Harta de ver a su hijo ausente de espíritu como un sonámbulo, Heideko Fukuda decidió que había llegado la hora de llevarlo a Japón a buscar sus raíces y, con algo de suerte, encontrarle una novia. El viaje lo ayudaría a sacudirse la pesadez que lo aplastaba, cuya causa ni ella ni Megumi habían podido descubrir. Ichimei era muy joven en años para crear una familia, pero tenía madurez de anciano; convenía intervenir lo antes posible para escoger a la futura nuera, antes de que la perniciosa costumbre americana de casarse por el espejismo amoroso se apoderara de su hijo. Megumi estaba dedicada de lleno a sus estudios, pero aceptó supervisar a un par de compatriotas contratados para gestionar el negocio de las flores durante el viaje. Se le ocurrió pedirle a Boyd Anderson, como prueba final de amor, que dejara todo en Hawái y se trasladara a Martínez a cultivar flores, pero Heideko seguía negándose a pronunciar el nombre del tenaz enamorado y se refería a él como el guardia del campo de concentración. Aún tuvieron que pasar cinco años antes de que naciera su primer nieto, Charles Anderson, hijo de Megumi y Boyd, y ella dirigiera la palabra al demonio blanco. Heideko organizó el viaje sin preguntar su opinión a Ichimei. Le anunció que debían cumplir con el deber ineludible de honrar a los antepasados de Takao, como ella le había prometido en su agonía, para que se fuera tranquilo. En vida, Takao no pudo hacerlo y ahora el peregrinaje les correspondía a ellos. Tendrían que visitar cien templos para hacer ofrendas y esparcir una pizca de las cenizas de Takao en cada uno. Ichimei presentó una oposición meramente retórica, porque en el fondo le daba lo mismo aquí o allá; el lugar geográfico no afectaría el proceso de limpieza interior en que estaba embarcado.

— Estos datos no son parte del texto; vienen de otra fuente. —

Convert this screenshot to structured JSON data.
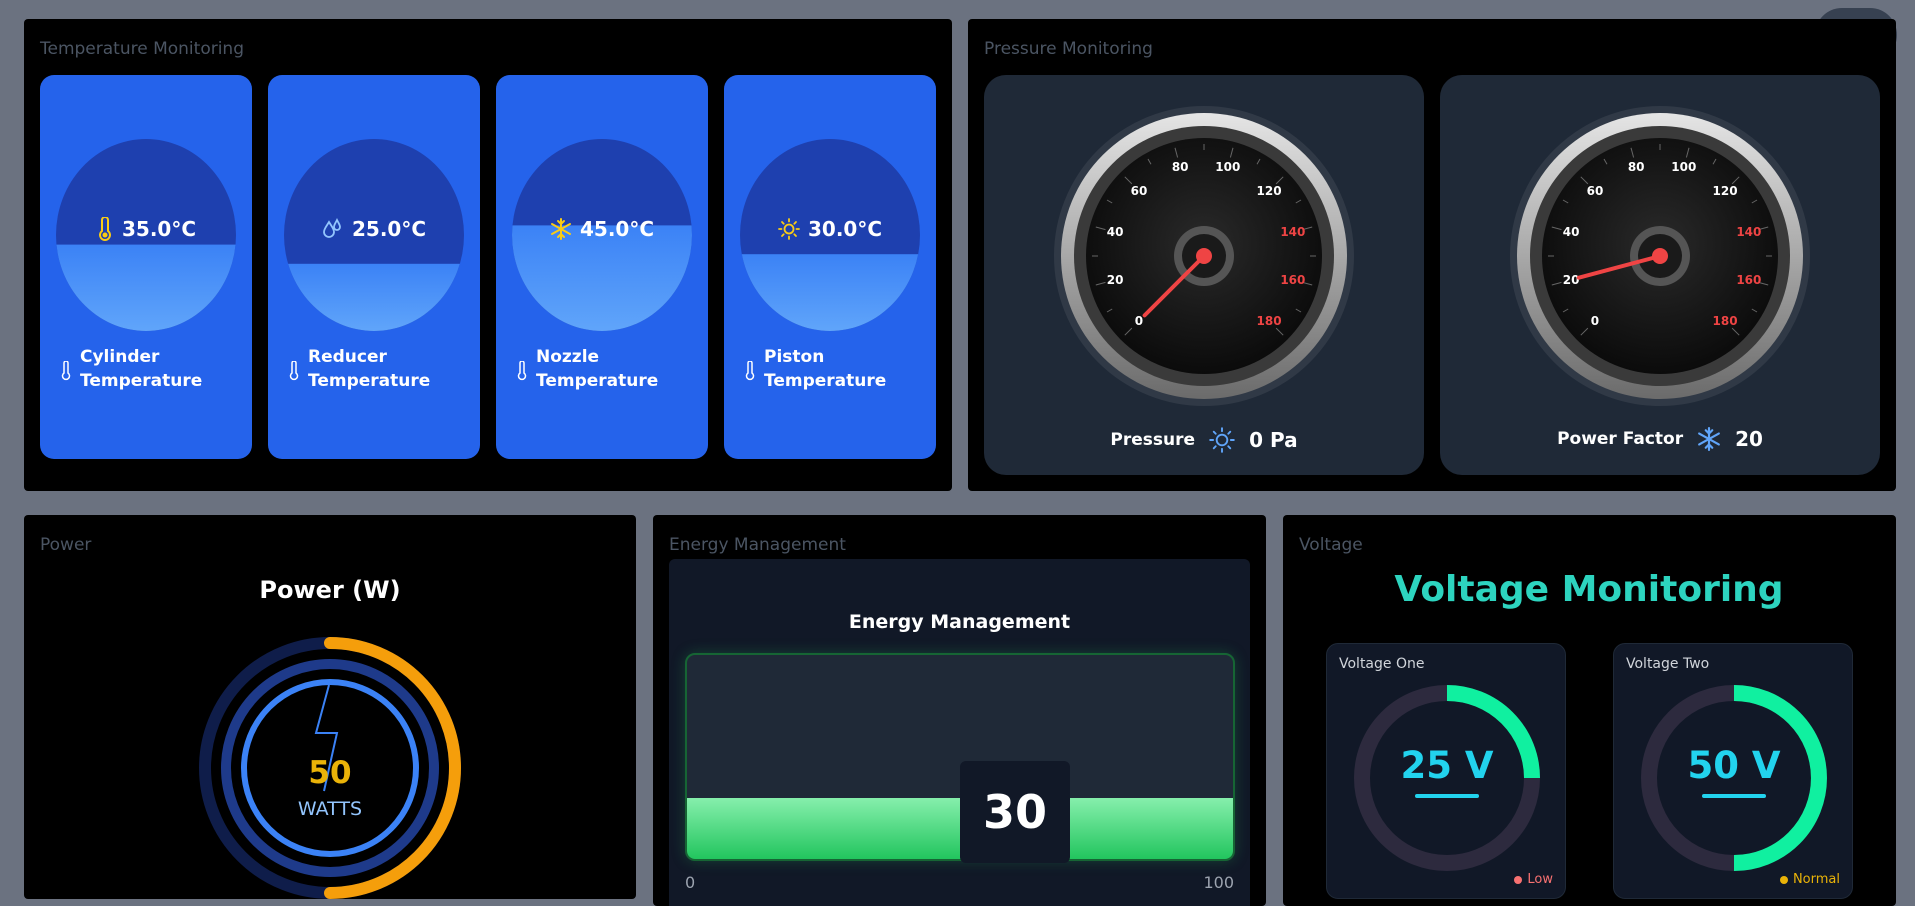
{
  "temperature": {
    "title": "Temperature Monitoring",
    "cards": [
      {
        "value": "35.0°C",
        "label": "Cylinder Temperature",
        "icon": "thermometer-icon",
        "fill_percent": 35,
        "icon_color": "#facc15"
      },
      {
        "value": "25.0°C",
        "label": "Reducer Temperature",
        "icon": "droplets-icon",
        "fill_percent": 25,
        "icon_color": "#93c5fd"
      },
      {
        "value": "45.0°C",
        "label": "Nozzle Temperature",
        "icon": "snowflake-icon",
        "fill_percent": 45,
        "icon_color": "#facc15"
      },
      {
        "value": "30.0°C",
        "label": "Piston Temperature",
        "icon": "sun-icon",
        "fill_percent": 30,
        "icon_color": "#facc15"
      }
    ]
  },
  "pressure": {
    "title": "Pressure Monitoring",
    "gauges": [
      {
        "label": "Pressure",
        "value": "0 Pa",
        "icon": "sun-icon",
        "reading": 0,
        "ticks": [
          "0",
          "20",
          "40",
          "60",
          "80",
          "100",
          "120",
          "140",
          "160",
          "180"
        ]
      },
      {
        "label": "Power Factor",
        "value": "20",
        "icon": "snowflake-icon",
        "reading": 20,
        "ticks": [
          "0",
          "20",
          "40",
          "60",
          "80",
          "100",
          "120",
          "140",
          "160",
          "180"
        ]
      }
    ]
  },
  "power": {
    "title": "Power",
    "heading": "Power (W)",
    "value": "50",
    "unit": "WATTS",
    "ring_percent": 50
  },
  "energy": {
    "title": "Energy Management",
    "heading": "Energy Management",
    "value": "30",
    "min": "0",
    "max": "100",
    "fill_percent": 30
  },
  "voltage": {
    "title": "Voltage",
    "heading": "Voltage Monitoring",
    "cards": [
      {
        "label": "Voltage One",
        "value": "25 V",
        "status": "Low",
        "status_color": "#f87171",
        "fill_percent": 25
      },
      {
        "label": "Voltage Two",
        "value": "50 V",
        "status": "Normal",
        "status_color": "#eab308",
        "fill_percent": 50
      }
    ]
  },
  "colors": {
    "accent_blue": "#2563eb",
    "gauge_red": "#ef4444",
    "power_orange": "#f59e0b",
    "energy_green": "#22c55e",
    "voltage_green": "#10f0a0",
    "voltage_teal": "#2dd4bf"
  }
}
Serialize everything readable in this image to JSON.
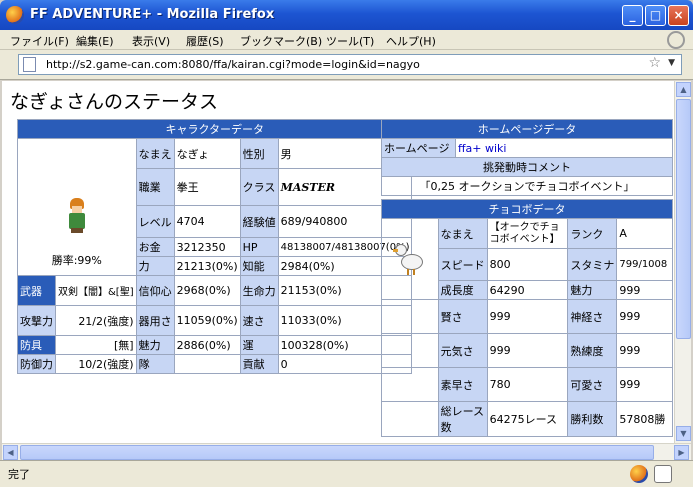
{
  "window": {
    "title": "FF ADVENTURE+ - Mozilla Firefox",
    "min": "_",
    "max": "□",
    "close": "×"
  },
  "menu": [
    "ファイル(F)",
    "編集(E)",
    "表示(V)",
    "履歴(S)",
    "ブックマーク(B)",
    "ツール(T)",
    "ヘルプ(H)"
  ],
  "url": "http://s2.game-can.com:8080/ffa/kairan.cgi?mode=login&id=nagyo",
  "status": "完了",
  "page_title": "なぎょさんのステータス",
  "char": {
    "header": "キャラクターデータ",
    "win_rate": "勝率:99%",
    "name_l": "なまえ",
    "name_v": "なぎょ",
    "sex_l": "性別",
    "sex_v": "男",
    "job_l": "職業",
    "job_v": "拳王",
    "class_l": "クラス",
    "class_v": "MASTER",
    "level_l": "レベル",
    "level_v": "4704",
    "exp_l": "経験値",
    "exp_v": "689/940800",
    "money_l": "お金",
    "money_v": "3212350",
    "hp_l": "HP",
    "hp_v": "48138007/48138007(0%)",
    "str_l": "力",
    "str_v": "21213(0%)",
    "int_l": "知能",
    "int_v": "2984(0%)",
    "weapon_l": "武器",
    "weapon_v": "双剣【闇】&[聖]",
    "faith_l": "信仰心",
    "faith_v": "2968(0%)",
    "vit_l": "生命力",
    "vit_v": "21153(0%)",
    "atk_l": "攻撃力",
    "atk_v": "21/2(強度)",
    "dex_l": "器用さ",
    "dex_v": "11059(0%)",
    "spd_l": "速さ",
    "spd_v": "11033(0%)",
    "armor_l": "防具",
    "armor_v": "[無]",
    "cha_l": "魅力",
    "cha_v": "2886(0%)",
    "luck_l": "運",
    "luck_v": "100328(0%)",
    "def_l": "防御力",
    "def_v": "10/2(強度)",
    "party_l": "隊",
    "party_v": "",
    "contrib_l": "貢献",
    "contrib_v": "0"
  },
  "home": {
    "header": "ホームページデータ",
    "hp_l": "ホームページ",
    "hp_v": "ffa+ wiki",
    "comment_l": "挑発動時コメント",
    "comment_v": "「0,25 オークションでチョコボイベント」"
  },
  "choco": {
    "header": "チョコボデータ",
    "name_l": "なまえ",
    "name_v": "【オークでチョコボイベント】",
    "rank_l": "ランク",
    "rank_v": "A",
    "spd_l": "スピード",
    "spd_v": "800",
    "sta_l": "スタミナ",
    "sta_v": "799/1008",
    "grow_l": "成長度",
    "grow_v": "64290",
    "cha_l": "魅力",
    "cha_v": "999",
    "wis_l": "賢さ",
    "wis_v": "999",
    "nerve_l": "神経さ",
    "nerve_v": "999",
    "vigor_l": "元気さ",
    "vigor_v": "999",
    "skill_l": "熟練度",
    "skill_v": "999",
    "quick_l": "素早さ",
    "quick_v": "780",
    "cute_l": "可愛さ",
    "cute_v": "999",
    "races_l": "総レース数",
    "races_v": "64275レース",
    "wins_l": "勝利数",
    "wins_v": "57808勝"
  }
}
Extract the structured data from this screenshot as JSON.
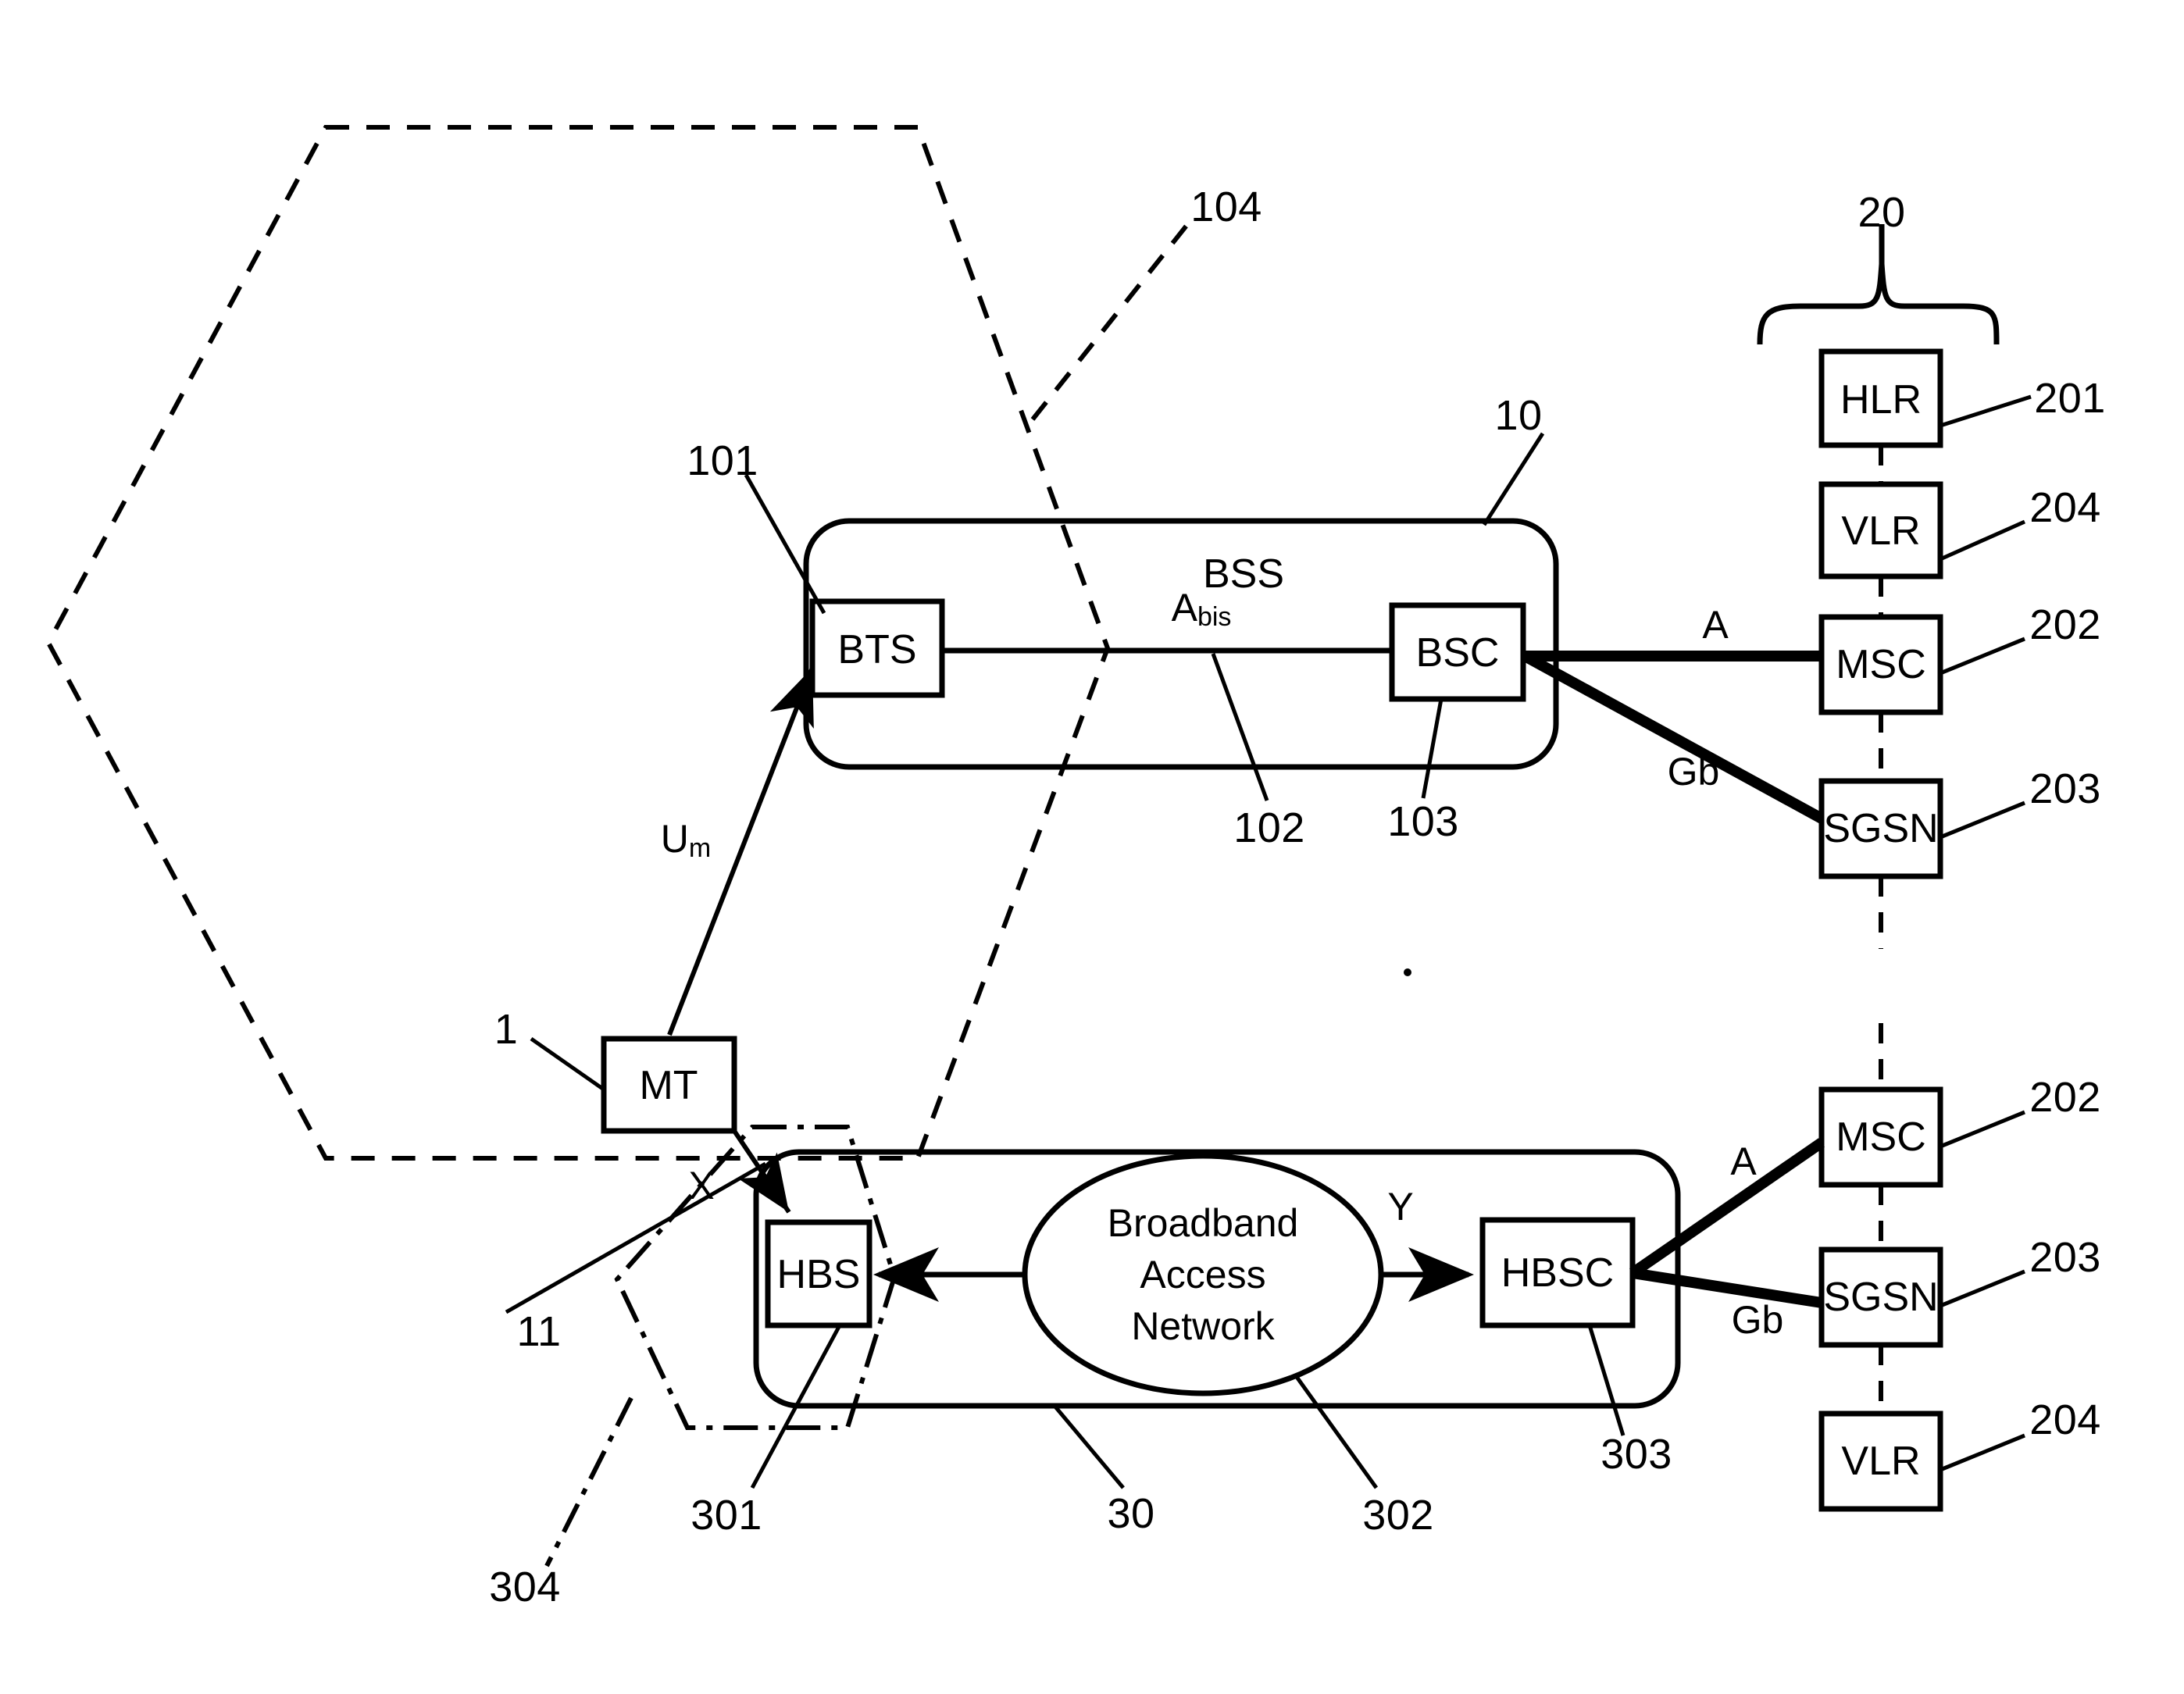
{
  "figure": {
    "title": "GSM BSS and Broadband Access Network architecture",
    "stroke_color": "#000000",
    "background_color": "#ffffff"
  },
  "blocks": {
    "bts": "BTS",
    "bsc": "BSC",
    "bss": "BSS",
    "mt": "MT",
    "hbs": "HBS",
    "hbsc": "HBSC",
    "broadband_cloud": "Broadband Access Network",
    "broadband_cloud_lines": [
      "Broadband",
      "Access",
      "Network"
    ],
    "hlr_top": "HLR",
    "vlr_top": "VLR",
    "msc_top": "MSC",
    "sgsn_top": "SGSN",
    "msc_bottom": "MSC",
    "sgsn_bottom": "SGSN",
    "vlr_bottom": "VLR"
  },
  "interfaces": {
    "um": "U",
    "um_sub": "m",
    "abis": "A",
    "abis_sub": "bis",
    "a_top": "A",
    "gb_top": "Gb",
    "a_bottom": "A",
    "gb_bottom": "Gb",
    "x": "X",
    "y": "Y"
  },
  "reference_numerals": {
    "n1": "1",
    "n10": "10",
    "n11": "11",
    "n20": "20",
    "n30": "30",
    "n101": "101",
    "n102": "102",
    "n103": "103",
    "n104": "104",
    "n201": "201",
    "n202_top": "202",
    "n203_top": "203",
    "n204_top": "204",
    "n202_bottom": "202",
    "n203_bottom": "203",
    "n204_bottom": "204",
    "n301": "301",
    "n302": "302",
    "n303": "303",
    "n304": "304"
  }
}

En Japón Heideko anunció a su hijo que su primer deber no era con su difunto esposo, sino con sus ancianos padres, en caso que estuviesen vivos, y con sus hermanos, a quienes no había visto desde 1922. No invitó a Ichimei a acompañarla. Se despidió livianamente, como si fuera de compras, sin interesarse por cómo pensaba arreglarse su hijo entretanto. Ichimei le había entregado a su madre todo el dinero que llevaban. La vio partir en el tren y, abandonando su maleta en la estación, echó a andar con lo puesto, un cepillo de dientes y la bolsa de hule con las cenizas de su padre. No necesitaba mapa, porque había memorizado su itinerario. Caminó durante todo el primer día con el estómago vacío y al anochecer llegó a un pequeño santuario sintoísta, donde se echó junto a una pared. Empezaba a dormirse, cuando se le acercó un monje mendicante y le indicó que en el santuario siempre había té y bizcochos de arroz para los peregrinos. Así sería su vida en los cuatro meses siguientes. Caminaba durante el día hasta que lo vencía la fatiga, ayunaba hasta que alguien le ofrecía algo de comer, dormía donde cayera la noche. Nunca tuvo que pedir, nunca necesitó dinero. Iba con la mente en blanco, deleitándose en los paisajes y en la propia fatiga, mientras el esfuerzo de avanzar iba arrancándole a dentelladas el mal recuerdo de Alma. Cuando dio por concluida su misión de visitar cien templos, la bolsa de hule estaba vacía y él se había despojado de los sentimientos oscuros que lo agobiaban al comenzar el viaje.